George Thornton, who owns The Homebrewer San Diego, said he first learned of the event when it debuted in 2015. This year, he said, event organizers contacted them because they wanted to include more homebrew-related exhibits.
“We were happy to play a role in spreading the craft beer DIY joy,” he said. “We hope to increase the exposure to home-brewing and show how fun and easy it is to make amazing beers at home. We had a display of the necessary equipment and ingredients to make beer. We were able to talk about the process and evangelize as well.”
Attendees immersed themselves in a festival of invention, creativity and resourcefulness. This year’s event had an even bigger footprint than it did last year, Villar said.
The 2016 Maker Faire boasted a dozen participating venues, including places such The Old Globe and San Diego Museum of Man, along with two outdoor areas.

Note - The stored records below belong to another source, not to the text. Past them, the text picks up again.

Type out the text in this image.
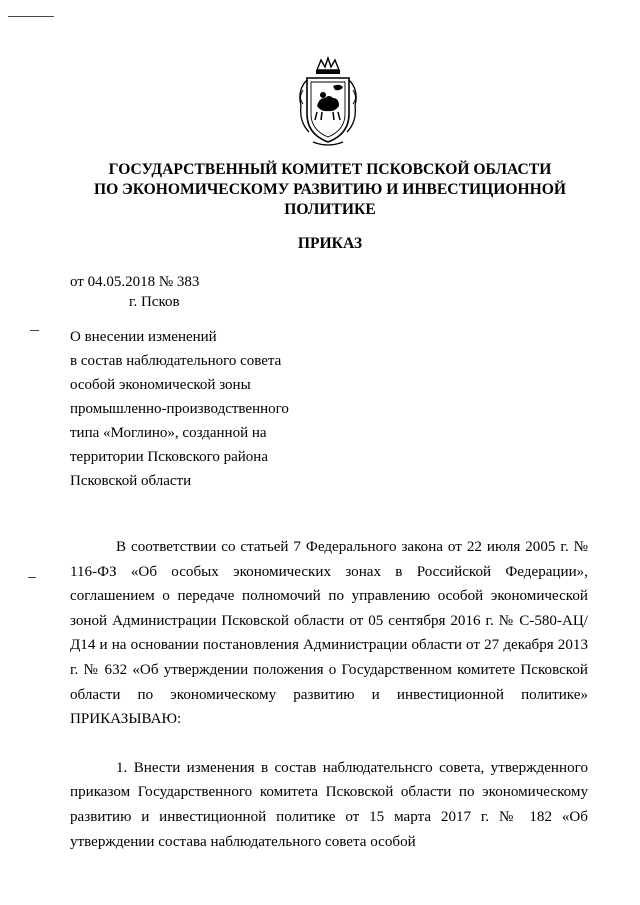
ГОСУДАРСТВЕННЫЙ КОМИТЕТ ПСКОВСКОЙ ОБЛАСТИ
ПО ЭКОНОМИЧЕСКОМУ РАЗВИТИЮ И ИНВЕСТИЦИОННОЙ
ПОЛИТИКЕ
ПРИКАЗ
от 04.05.2018 № 383
г. Псков
О внесении изменений
в состав наблюдательного совета
особой экономической зоны
промышленно-производственного
типа «Моглино», созданной на
территории Псковского района
Псковской области

В соответствии со статьей 7 Федерального закона от 22 июля 2005 г. № 116-ФЗ «Об особых экономических зонах в Российской Федерации», соглашением о передаче полномочий по управлению особой экономической зоной Администрации Псковской области от 05 сентября 2016 г. № С-580-АЦ/Д14 и на основании постановления Администрации области от 27 декабря 2013 г. № 632 «Об утверждении положения о Государственном комитете Псковской области по экономическому развитию и инвестиционной политике» ПРИКАЗЫВАЮ:

1. Внести изменения в состав наблюдательнсго совета, утвержденного приказом Государственного комитета Псковской области по экономическому развитию и инвестиционной политике от 15 марта 2017 г. № 182 «Об утверждении состава наблюдательного совета особой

“Makers are people who see something and decide they want to do something about it, whether that’s solving a problem discovering a product that needs to be improved,” she said. “They have an incredible passion about doing something that’s fun and creative that translates into something practical. Sometimes it’s just for the fun of it, which is why people can expect to see such a huge range of makers at this year’s fair.”
Villar said the event truly had something for everyone.
“There were so many exhibitors and there was such a passion in the air. There were so many activities where you were encouraged to be hands-on and where you were encouraged to touch and create. It was a very unique experience,” she said.